Malgré un sous-sol exceptionnellement riche, le secteur minier du Cameroun peine à jouer un rôle significatif dans l’économie nationale. Réunis à Douala le 15 mai 2025, des experts ont mis en lumière trois obstacles majeurs : une fiscalité décourageante, un déficit énergétique criant et une transparence encore lacunaire. Autant de boulets à désamorcer pour espérer faire du Cameroun un acteur minier crédible.
Avec près de 500 nouveaux sites identifiés entre 2014 et 2019 dans cinq régions du pays, le Cameroun dispose d’un vaste éventail de ressources minières : or, fer, cobalt, bauxite. Pourtant, la contribution du secteur au produit intérieur brut reste inférieure à 1 %. Le paradoxe est frappant et interroge sur la capacité du pays à transformer ses richesses souterraines en leviers de croissance durable.
À Grand-Zambi, la société G-Stones Resources S.A prévoit de transformer un million de tonnes de concentrés de fer en 800 000 tonnes de billettes par an. Mais ce projet sidérurgique, stratégique pour l’industrie locale, nécessite 70 MW d’électricité, alors que Kribi — ville portuaire clé — ne dispose que de 13 MW localement disponibles. Une situation qui illustre l’incapacité actuelle du pays à garantir l’énergie nécessaire à l’industrialisation minière. Le reste de la production de la centrale de Globeleq est injecté dans le Réseau interconnecté Sud, privant les projets structurants d’approvisionnement direct.

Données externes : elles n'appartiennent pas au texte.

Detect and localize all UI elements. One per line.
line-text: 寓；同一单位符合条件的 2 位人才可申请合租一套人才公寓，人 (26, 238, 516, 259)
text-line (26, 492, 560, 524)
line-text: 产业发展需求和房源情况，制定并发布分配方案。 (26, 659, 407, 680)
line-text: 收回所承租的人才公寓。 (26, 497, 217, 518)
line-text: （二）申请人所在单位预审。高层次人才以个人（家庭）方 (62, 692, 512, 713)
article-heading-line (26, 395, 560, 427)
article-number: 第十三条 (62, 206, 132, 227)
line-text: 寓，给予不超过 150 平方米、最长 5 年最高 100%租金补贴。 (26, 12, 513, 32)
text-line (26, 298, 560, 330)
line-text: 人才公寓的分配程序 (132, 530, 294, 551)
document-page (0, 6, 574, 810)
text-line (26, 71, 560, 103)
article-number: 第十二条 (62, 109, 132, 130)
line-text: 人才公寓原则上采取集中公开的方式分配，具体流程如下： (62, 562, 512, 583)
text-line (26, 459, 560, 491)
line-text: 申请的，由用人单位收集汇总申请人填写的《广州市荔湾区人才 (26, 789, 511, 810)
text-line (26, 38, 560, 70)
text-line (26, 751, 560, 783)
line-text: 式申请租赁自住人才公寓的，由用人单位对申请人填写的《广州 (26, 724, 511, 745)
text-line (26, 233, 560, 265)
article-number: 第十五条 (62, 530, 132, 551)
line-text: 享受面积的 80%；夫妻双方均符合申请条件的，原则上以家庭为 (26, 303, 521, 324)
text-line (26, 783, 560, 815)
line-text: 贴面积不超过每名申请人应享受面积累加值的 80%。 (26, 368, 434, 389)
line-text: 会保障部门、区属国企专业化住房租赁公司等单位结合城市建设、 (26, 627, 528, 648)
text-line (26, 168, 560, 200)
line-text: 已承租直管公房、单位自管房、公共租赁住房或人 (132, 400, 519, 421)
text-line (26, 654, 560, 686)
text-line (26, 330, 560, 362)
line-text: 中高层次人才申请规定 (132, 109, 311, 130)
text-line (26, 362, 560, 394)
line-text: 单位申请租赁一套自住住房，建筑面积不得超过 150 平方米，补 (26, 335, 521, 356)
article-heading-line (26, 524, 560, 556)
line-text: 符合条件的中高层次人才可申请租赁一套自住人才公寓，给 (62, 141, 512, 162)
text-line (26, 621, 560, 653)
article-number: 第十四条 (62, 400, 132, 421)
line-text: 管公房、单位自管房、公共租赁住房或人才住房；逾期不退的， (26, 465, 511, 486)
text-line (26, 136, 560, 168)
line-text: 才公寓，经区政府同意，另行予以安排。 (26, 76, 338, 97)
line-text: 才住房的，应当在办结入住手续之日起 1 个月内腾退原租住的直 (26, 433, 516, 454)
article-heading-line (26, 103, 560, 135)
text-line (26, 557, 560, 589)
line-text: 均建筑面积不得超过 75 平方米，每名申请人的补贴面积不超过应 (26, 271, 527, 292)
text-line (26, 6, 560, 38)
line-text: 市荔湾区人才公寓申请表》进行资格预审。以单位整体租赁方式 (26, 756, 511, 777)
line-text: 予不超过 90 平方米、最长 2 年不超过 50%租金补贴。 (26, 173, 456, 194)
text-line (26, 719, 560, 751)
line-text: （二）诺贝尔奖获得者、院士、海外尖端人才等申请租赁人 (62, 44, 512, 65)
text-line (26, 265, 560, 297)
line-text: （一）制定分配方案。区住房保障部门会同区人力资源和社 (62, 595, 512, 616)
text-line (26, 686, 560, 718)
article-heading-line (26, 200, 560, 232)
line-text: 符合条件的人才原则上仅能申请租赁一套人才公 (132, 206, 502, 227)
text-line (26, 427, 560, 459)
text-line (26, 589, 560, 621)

Sur le plan fiscal, les acteurs dénoncent un régime peu attractif, notamment pour la petite mine. Clotaire Kouakep Nzengang, du Minmidt, reconnaît que la fiscalité sur la production artisanale peut atteindre 25 %, un taux jugé excessif. Le droit de préemption de l’État sur les 75 % restants, bien que théoriquement stratégique, est rarement exercé faute de moyens. Résultat : les exportations se font sans véritable valorisation locale, et les opérateurs hésitent à s’engager.
Le nouveau code minier de 2023, pourtant présenté comme innovant, est jugé incomplet par plusieurs juristes. L’avocate Me Sarada Nya dénonce l’absence d’un registre public des permis, le chevauchement des compétences entre institutions, et l’opacité autour des contrats. L’insécurité juridique, nourrie par des révisions rétroactives comme dans le cas du projet Mbalam, aurait déjà coûté 120 millions de dollars d’investissements gelés.
Malgré les ambitions portées par la Stratégie nationale de développement (SND30) autour de l’axe « mine-métallurgie-sidérurgie », le secteur reste fragilisé par une gouvernance perfectible. Experts et professionnels appellent à une meilleure synergie entre l’État, les investisseurs et les communautés locales. Pour espérer peser dans le PIB, le Cameroun devra engager des réformes profondes, audacieuses et cohérentes, afin que ses ressources minières cessent d’être une malédiction et deviennent enfin un levier de développement.